On September 13, 1990, in Lexington, South Carolina, the 14-year-old Grant bludgeoned her mother with a crystal candlestick, crushing her skull. She mopped up pools of blood from the kitchen floor and hid the candlestick and bloody rags in a closet. She then tried to make the death look like suicide by sticking a carving knife into the side of her mother's neck, and wrapping her mother's fingers around the handle.

Grant initially told police that her mother attacked her while holding a knife and then stabbed herself in the throat. When the candlestick was discovered, Grant changed her story, eventually telling the police that she had committed the killing in self-defense. She was charged with murder.

In mitigation, evidence suggested that Grant's mother was an alcoholic. Gina claimed that her mother had been physically abusive, to which Gina's sister attested. Grant pleaded no contest to voluntary manslaughter and was sentenced to a year in juvenile detention, with probation until age 18. Her boyfriend pleaded no contest to being an accessory to voluntary manslaughter after the fact and served nearly a year in juvenile detention.

Grant was given permission by the juvenile court to relocate to Cambridge, Massachusetts, to live with a paternal aunt and uncle. She began attending Cambridge Rindge and Latin High School in 1992, where she performed well academically, tutored children, and was co-captain of the tennis team.

==Admissions revocations==
In January 1995 Grant was admitted to Harvard University, having told her Harvard interviewer that her mother had died in an accident. After she was featured in an April 2 Boston Globe article about students who had overcome difficult circumstances, Harvard and The Globe received anonymous communications containing old news articles about Grant's mother's death. Harvard rescinded Grant's admission the next day, referring only to a list of general reasons that admissions are sometimes rescinded. Harvard refused Grant's request to meet with the admissions committee.

Grant, through a lawyer, argued that educational institutions are forbidden by Massachusetts law to ask about criminal matters not resulting in "convictions"juveniles are "adjudicated delinquent" rather than "convicted"and that she was not obliged to disclose an event that occurred when she was a juvenile and was reflected only in her sealed juvenile record.

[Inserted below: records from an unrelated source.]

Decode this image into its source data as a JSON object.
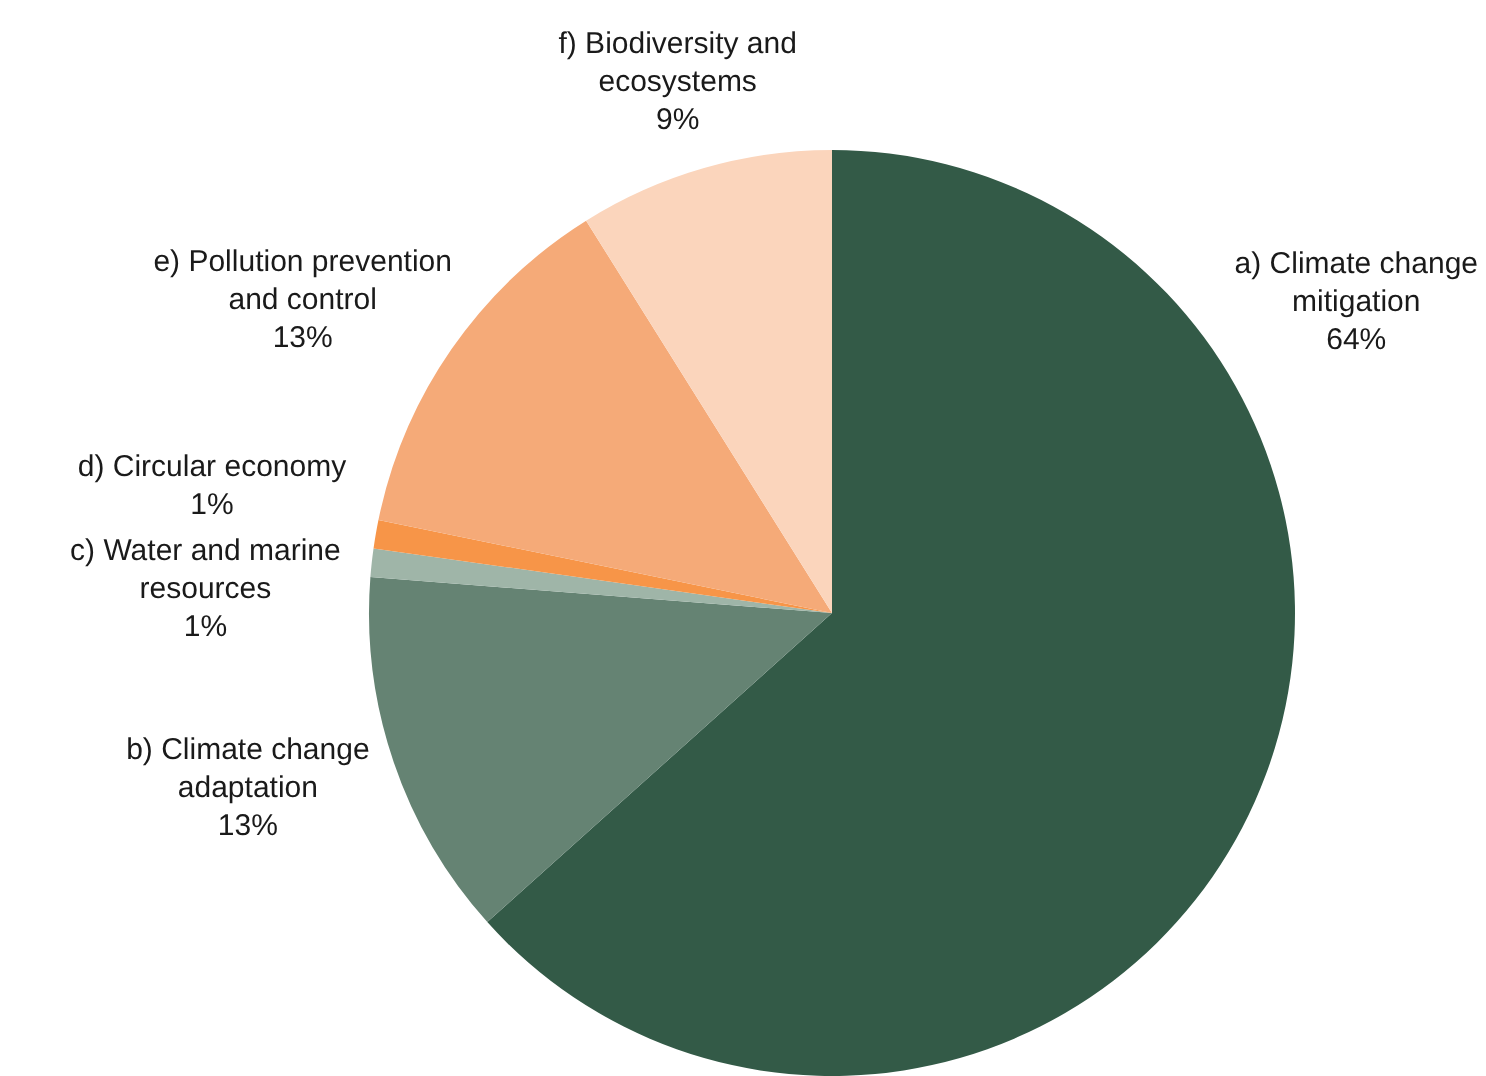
{
  "chart_data": {
    "type": "pie",
    "categories": [
      "a) Climate change mitigation",
      "b) Climate change adaptation",
      "c) Water and marine resources",
      "d) Circular economy",
      "e) Pollution prevention and control",
      "f) Biodiversity and ecosystems"
    ],
    "values": [
      64,
      13,
      1,
      1,
      13,
      9
    ],
    "colors": [
      "#335a47",
      "#658373",
      "#9fb5a8",
      "#f79548",
      "#f5aa78",
      "#fbd5bc"
    ],
    "value_labels": [
      "64%",
      "13%",
      "1%",
      "1%",
      "13%",
      "9%"
    ]
  }
}
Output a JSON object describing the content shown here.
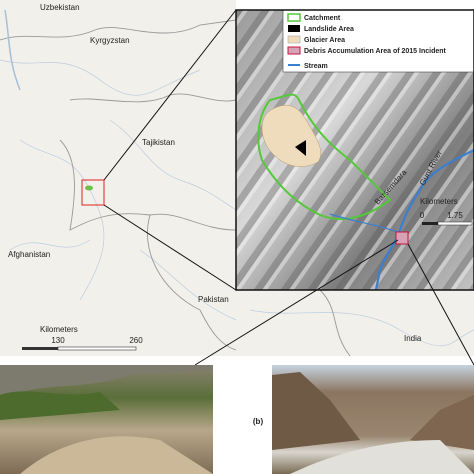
{
  "countries": [
    "Uzbekistan",
    "Kyrgyzstan",
    "Tajikistan",
    "Afghanistan",
    "Pakistan",
    "India"
  ],
  "scale_bar": {
    "title": "Kilometers",
    "labels": [
      "130",
      "260"
    ]
  },
  "inset": {
    "legend": [
      "Catchment",
      "Landslide Area",
      "Glacier Area",
      "Debris Accumulation Area of 2015 Incident",
      "Stream"
    ],
    "scale_bar": {
      "title": "Kilometers",
      "labels": [
        "0",
        "1.75"
      ]
    },
    "places": [
      "Barsemdara",
      "Gunt River"
    ]
  },
  "photo_label": "(b)"
}
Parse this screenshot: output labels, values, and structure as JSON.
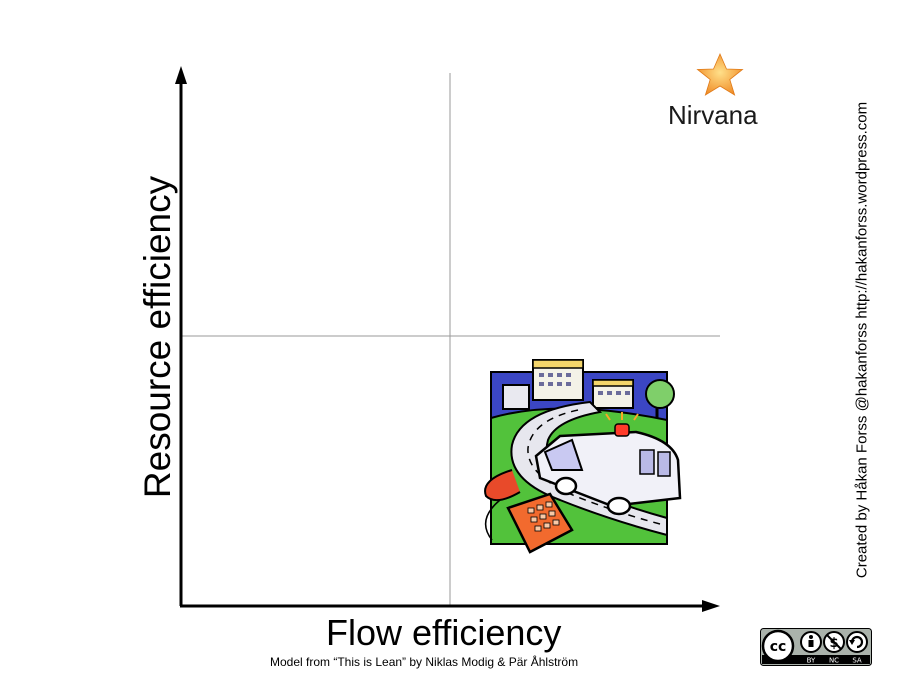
{
  "diagram": {
    "x_axis_label": "Flow efficiency",
    "y_axis_label": "Resource efficiency",
    "nirvana_label": "Nirvana",
    "caption": "Model from “This is Lean” by Niklas Modig &  Pär Åhlström",
    "credit": "Created by Håkan Forss @hakanforss http://hakanforss.wordpress.com"
  },
  "license": {
    "badge_cc": "cc",
    "badge_terms": [
      "BY",
      "NC",
      "SA"
    ]
  },
  "colors": {
    "axis": "#000000",
    "divider": "#999999",
    "star": "#f7a13a"
  }
}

Some campus publications sided with Grant, citing her mother's alcoholism and Grant's allegations of physical abuse. An editorial in The New York Times, an article in the Chicago Tribune,
and Harvard Law professors Charles Ogletree and Alan Dershowitz also criticized Harvard's action.

Columbia University and Barnard College also rescinded acceptances they had extended to Grant, but Tufts University allowed their acceptance of her to stand, and Grant entered Tufts as part of its class of 1999.